Review: Dave Holland and Chris Potter




Bassist Holland and tenor player Potter joined The Royal Academy of Music big band in one of the jazz gigs of the year, writes Roger Farbey

One of the pre-LJF jazz gigs of the year was undoubtedly the Royal Academy of Music’s big band featuring both Dave Holland, the RAM’s Jazz Artist in Residence and saxophonist Chris Potter (pictured right), RAM’s Visiting Professor of Jazz. Even better was the fact that the concert was one of the inaugural events in the plush purpose-built Susie Sainsbury Theatre with the jazz department making its official debut in this new space.

Holland recorded on Potter’s album Unspoken (Concord, 1997) and the much-vaunted American saxophonist’s first appearance on a Holland album was Prime Directive (ECM, 2000). Since then Potter has appeared on nine more of the bassist’s albums. This concert, the culmination of a week-long residency, featured large-scale works by both musicians including the UK premiere of Dave Holland’s recent project with the Frankfurt Radio Big Band with new arrangements of his older compositions by Jim McNeely.

Significantly and appropriately for someone who has made such a major contribution to jazz, the evening opened with the presentation of honorary membership of the Royal Academy of Music (Hon RAM) to Dave Holland who mentioned in his acceptance speech how delighted he was to share this honour with his old friend, the late Kenny Wheeler, a previous Hon RAM.

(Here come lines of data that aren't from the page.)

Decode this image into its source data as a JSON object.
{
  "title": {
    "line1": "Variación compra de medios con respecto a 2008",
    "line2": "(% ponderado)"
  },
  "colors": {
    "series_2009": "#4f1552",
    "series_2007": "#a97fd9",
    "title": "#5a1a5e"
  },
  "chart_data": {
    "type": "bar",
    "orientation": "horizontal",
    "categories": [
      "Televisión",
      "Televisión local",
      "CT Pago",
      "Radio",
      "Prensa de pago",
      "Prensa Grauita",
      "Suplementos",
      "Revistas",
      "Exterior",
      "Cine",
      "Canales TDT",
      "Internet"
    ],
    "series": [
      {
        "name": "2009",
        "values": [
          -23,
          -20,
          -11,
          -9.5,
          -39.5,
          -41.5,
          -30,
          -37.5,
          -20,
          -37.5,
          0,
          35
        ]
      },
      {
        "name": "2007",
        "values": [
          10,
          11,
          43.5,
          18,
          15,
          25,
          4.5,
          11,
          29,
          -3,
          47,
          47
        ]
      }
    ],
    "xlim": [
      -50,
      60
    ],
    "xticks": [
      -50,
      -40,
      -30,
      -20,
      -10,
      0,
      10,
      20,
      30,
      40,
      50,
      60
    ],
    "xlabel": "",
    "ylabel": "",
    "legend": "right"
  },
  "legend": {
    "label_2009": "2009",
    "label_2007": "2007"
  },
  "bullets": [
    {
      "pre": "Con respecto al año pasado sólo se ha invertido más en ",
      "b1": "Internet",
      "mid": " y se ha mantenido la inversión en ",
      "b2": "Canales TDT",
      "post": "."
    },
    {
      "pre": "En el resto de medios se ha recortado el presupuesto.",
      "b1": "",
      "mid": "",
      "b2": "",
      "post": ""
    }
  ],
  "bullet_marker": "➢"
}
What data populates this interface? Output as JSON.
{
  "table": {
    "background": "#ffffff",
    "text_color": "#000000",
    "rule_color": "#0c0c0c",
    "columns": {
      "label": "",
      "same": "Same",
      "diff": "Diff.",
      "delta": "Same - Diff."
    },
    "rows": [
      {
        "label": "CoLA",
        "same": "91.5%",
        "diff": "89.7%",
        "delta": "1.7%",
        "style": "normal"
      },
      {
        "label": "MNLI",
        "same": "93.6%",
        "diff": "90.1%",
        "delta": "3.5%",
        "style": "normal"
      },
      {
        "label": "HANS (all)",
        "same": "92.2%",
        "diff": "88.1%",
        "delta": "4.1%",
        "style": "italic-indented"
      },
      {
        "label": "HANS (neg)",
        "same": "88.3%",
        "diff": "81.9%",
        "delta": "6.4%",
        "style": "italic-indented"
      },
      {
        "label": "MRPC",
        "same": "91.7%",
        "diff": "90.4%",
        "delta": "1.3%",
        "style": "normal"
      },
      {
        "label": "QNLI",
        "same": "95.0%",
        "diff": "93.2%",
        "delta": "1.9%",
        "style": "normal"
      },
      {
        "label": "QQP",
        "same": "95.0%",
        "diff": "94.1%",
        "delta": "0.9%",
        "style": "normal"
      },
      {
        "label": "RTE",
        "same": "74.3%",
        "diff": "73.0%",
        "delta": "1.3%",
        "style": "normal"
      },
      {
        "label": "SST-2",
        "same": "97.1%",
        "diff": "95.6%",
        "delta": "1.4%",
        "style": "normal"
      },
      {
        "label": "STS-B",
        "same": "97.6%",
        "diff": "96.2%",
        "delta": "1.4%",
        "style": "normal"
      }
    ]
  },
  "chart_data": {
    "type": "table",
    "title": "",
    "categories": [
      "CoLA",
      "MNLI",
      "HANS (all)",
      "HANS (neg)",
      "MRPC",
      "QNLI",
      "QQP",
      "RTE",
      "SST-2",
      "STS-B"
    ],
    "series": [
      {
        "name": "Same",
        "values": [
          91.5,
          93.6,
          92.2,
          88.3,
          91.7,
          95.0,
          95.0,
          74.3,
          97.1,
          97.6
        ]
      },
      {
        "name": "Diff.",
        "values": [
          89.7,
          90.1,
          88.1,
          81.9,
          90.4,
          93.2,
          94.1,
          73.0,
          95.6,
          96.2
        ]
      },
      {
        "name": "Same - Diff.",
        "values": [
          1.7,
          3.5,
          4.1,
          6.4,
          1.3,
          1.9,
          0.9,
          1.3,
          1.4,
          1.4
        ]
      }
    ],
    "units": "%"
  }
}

The music was stellar and included 10 numbers, five by Holland (pictured left) and five by Potter plus a (pre-arranged) encore of Holland’s The Empty Chair, from his album Prism (Dare2, 2013). The opener, The Razor’s Edge, from What Goes Around, (ECM, 2002) featured for its first solo trumpeter Alex Ridout, who gave a bravura performance. Of the remaining Holland numbers, compositions included Make Believe and Juggler’s Parade from Prime Directive (ECM, 2000) where the latter piece included a vibrant and blues-edged bass solo from the maestro. The penultimate number, Holland’s Cosmosis from Not For Nothin’ (ECM, 2001) was introduced with an electrifying and inventive drum solo from Luca Caruso.

Potter’s compositions comprised new pieces constructed around lyrics taken from various poems by Sappho, Kabir et al. These were elegantly sung in turn by Ella Hohnen-Ford and Liselotte Östblom. The former took the honours on It Can Never Be Mine which benefited from a coruscating guitar solo from Aubin Vanns. The Coltranesque To What Shore was enhanced by Östblom’s incredibly powerful vocals.

However, the soloist of the night was undoubtedly Potter, whose dynamic, barnstorming playing featured unfettered torrents of notes that at times ascended into the stratospheric registers of the tenor.

The other star, besides Holland of course, who never disappoints, was the Royal Academy big band itself, led and conducted by the ever-enthusiastic and indefatigable Nick Smart (RAM’s Head of Jazz). This array of super-talented undergraduates plays as well as any big band and probably better than most. The term world-class seems never more appropriate than when evaluating their collective, expertly-honed, skills. Considering the complexity of all the compositions played during the evening this was no mean feat, especially when Smart revealed self-effacingly to the audience that they picked up the scores and ran with them with just a couple of weeks’ rehearsals. However, from an audience point of view this was no mere pick-up band but an unquestionably brilliant big band performance.